Austria was the home of many of Hitler’s most important musical victims, some of whom have already become established as culturally historic figures. Yet others still await their discovery or, more often, their re-discovery. There are large gaps within Austrian musicology or performance-practice where these musicians have not been rightfully incorporated or given credit for their contributions.

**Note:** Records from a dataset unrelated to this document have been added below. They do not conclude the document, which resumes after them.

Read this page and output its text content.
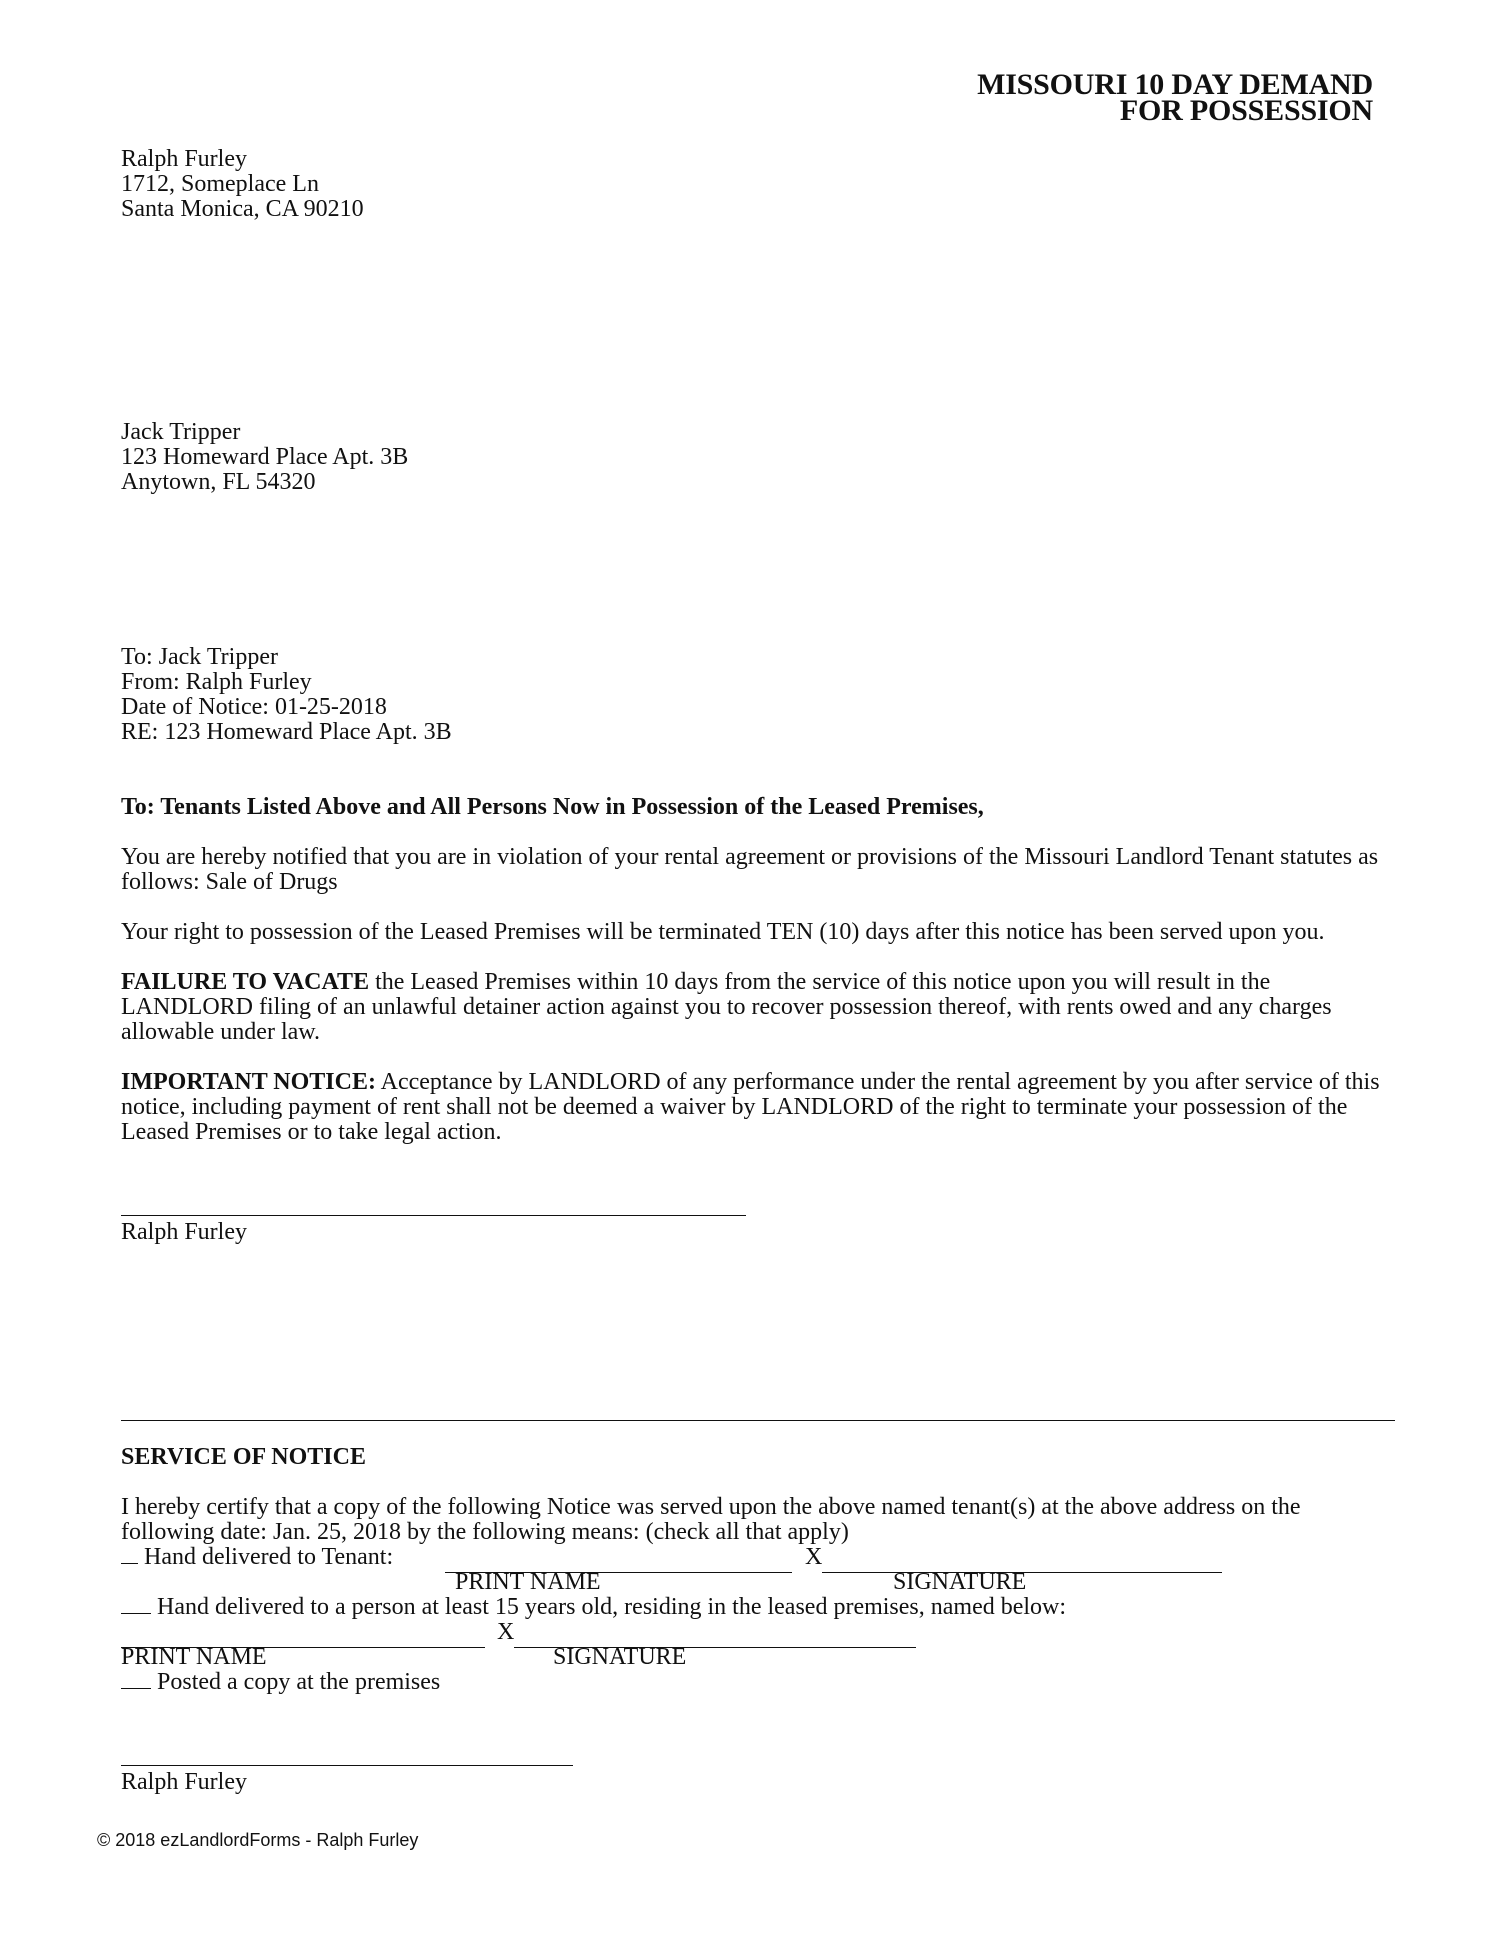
MISSOURI 10 DAY DEMAND
FOR POSSESSION
Ralph Furley
1712, Someplace Ln
Santa Monica, CA 90210
Jack Tripper
123 Homeward Place Apt. 3B
Anytown, FL 54320
To: Jack Tripper
From: Ralph Furley
Date of Notice: 01-25-2018
RE: 123 Homeward Place Apt. 3B
To: Tenants Listed Above and All Persons Now in Possession of the Leased Premises,

You are hereby notified that you are in violation of your rental agreement or provisions of the Missouri Landlord Tenant statutes as follows: Sale of Drugs

Your right to possession of the Leased Premises will be terminated TEN (10) days after this notice has been served upon you.

FAILURE TO VACATE the Leased Premises within 10 days from the service of this notice upon you will result in the LANDLORD filing of an unlawful detainer action against you to recover possession thereof, with rents owed and any charges allowable under law.

IMPORTANT NOTICE: Acceptance by LANDLORD of any performance under the rental agreement by you after service of this notice, including payment of rent shall not be deemed a waiver by LANDLORD of the right to terminate your possession of the Leased Premises or to take legal action.

Ralph Furley
SERVICE OF NOTICE

I hereby certify that a copy of the following Notice was served upon the above named tenant(s) at the above address on the following date: Jan. 25, 2018 by the following means: (check all that apply)

Hand delivered to Tenant:	X
PRINT NAME	SIGNATURE
Hand delivered to a person at least 15 years old, residing in the leased premises, named below:
X
PRINT NAME	SIGNATURE
Posted a copy at the premises
Ralph Furley
© 2018 ezLandlordForms - Ralph Furley
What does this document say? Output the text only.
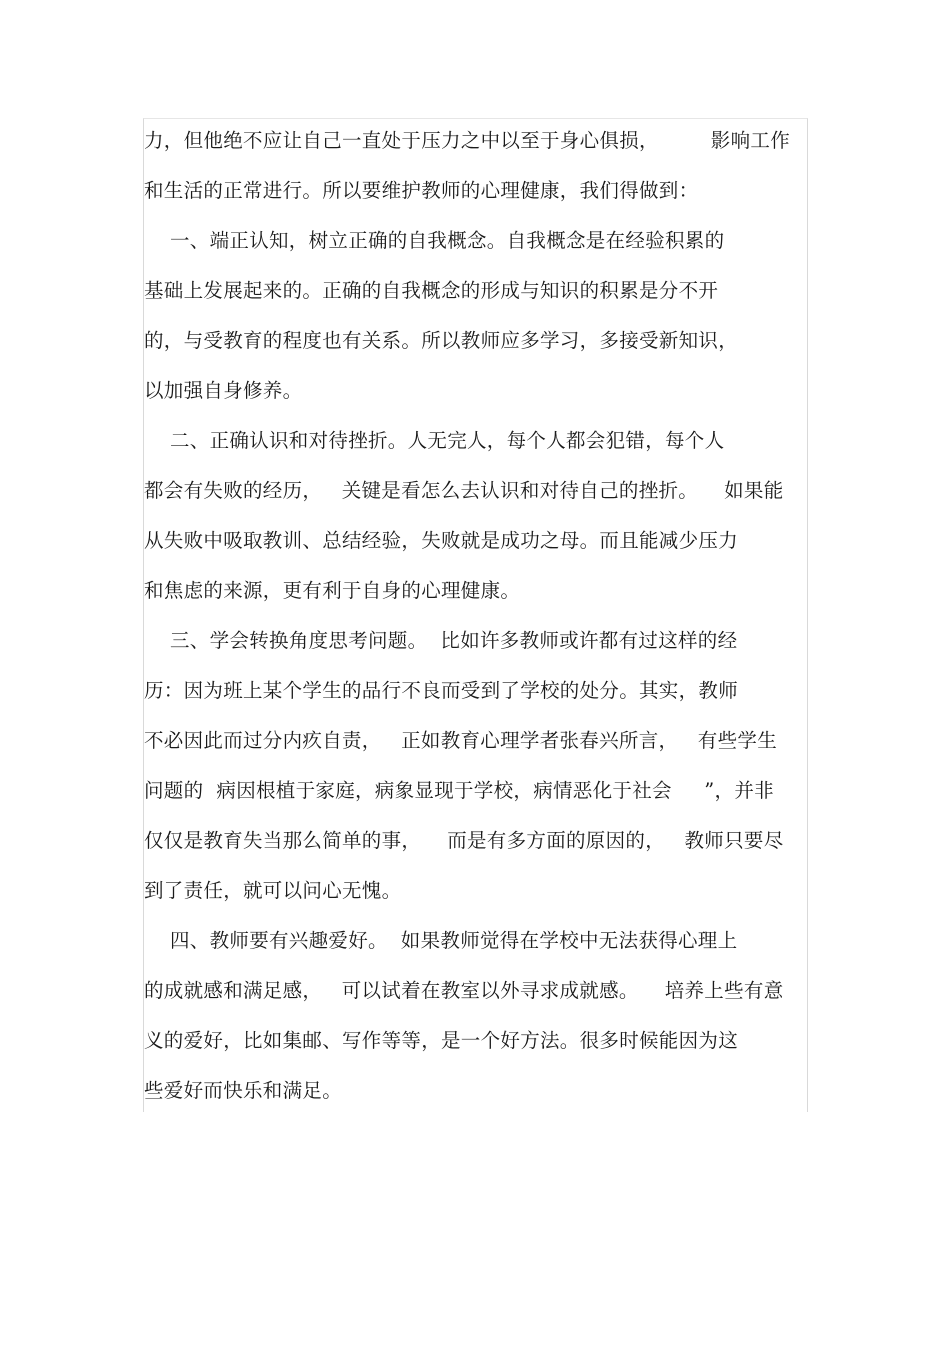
力，但他绝不应让自己一直处于压力之中以至于身心俱损，        影响工作
和生活的正常进行。所以要维护教师的心理健康，我们得做到：
一、端正认知，树立正确的自我概念。自我概念是在经验积累的
基础上发展起来的。正确的自我概念的形成与知识的积累是分不开
的，与受教育的程度也有关系。所以教师应多学习，多接受新知识，
以加强自身修养。
二、正确认识和对待挫折。人无完人，每个人都会犯错，每个人
都会有失败的经历，   关键是看怎么去认识和对待自己的挫折。    如果能
从失败中吸取教训、总结经验，失败就是成功之母。而且能减少压力
和焦虑的来源，更有利于自身的心理健康。
三、学会转换角度思考问题。  比如许多教师或许都有过这样的经
历：因为班上某个学生的品行不良而受到了学校的处分。其实，教师
不必因此而过分内疚自责，   正如教育心理学者张春兴所言，   有些学生
问题的  病因根植于家庭，病象显现于学校，病情恶化于社会     ”，并非
仅仅是教育失当那么简单的事，    而是有多方面的原因的，   教师只要尽
到了责任，就可以问心无愧。
四、教师要有兴趣爱好。  如果教师觉得在学校中无法获得心理上
的成就感和满足感，   可以试着在教室以外寻求成就感。    培养上些有意
义的爱好，比如集邮、写作等等，是一个好方法。很多时候能因为这
些爱好而快乐和满足。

“The society exil.arte lets us hear voices again that were silenced, and brings music that was brutally suppressed to our ears – and thereby also to our hearts.”Thomas Angyan (Artistic director of the Gesellschaft der Musikfreunde in Vienna, 2005 – 2020), quoted from his laudation at the awarding of the 2010 Bank Austria International Art Prize to exil.arte
Exilarte operates as a centre for the reception, preservation, research and presentation of composers, performers, musical academics and theatre artists who were branded as ‘degenerate’ during the years of the ‘Third Reich’. Only within recent decades has Austria started to address this issue. The assessment and restitution of such a multi-facetted cultural inheritance, extending from the 19th century through, operetta, film music and ‘chanson’, cabaret, and the developments of the ‘Second Viennese School’, ‘Jugendstil’, ‘New Objectivity’ and much more is an enormous, multi-disciplinary undertaking.
Exilarte’s purpose is to restore these important missing links to the chain of Austrian music-history.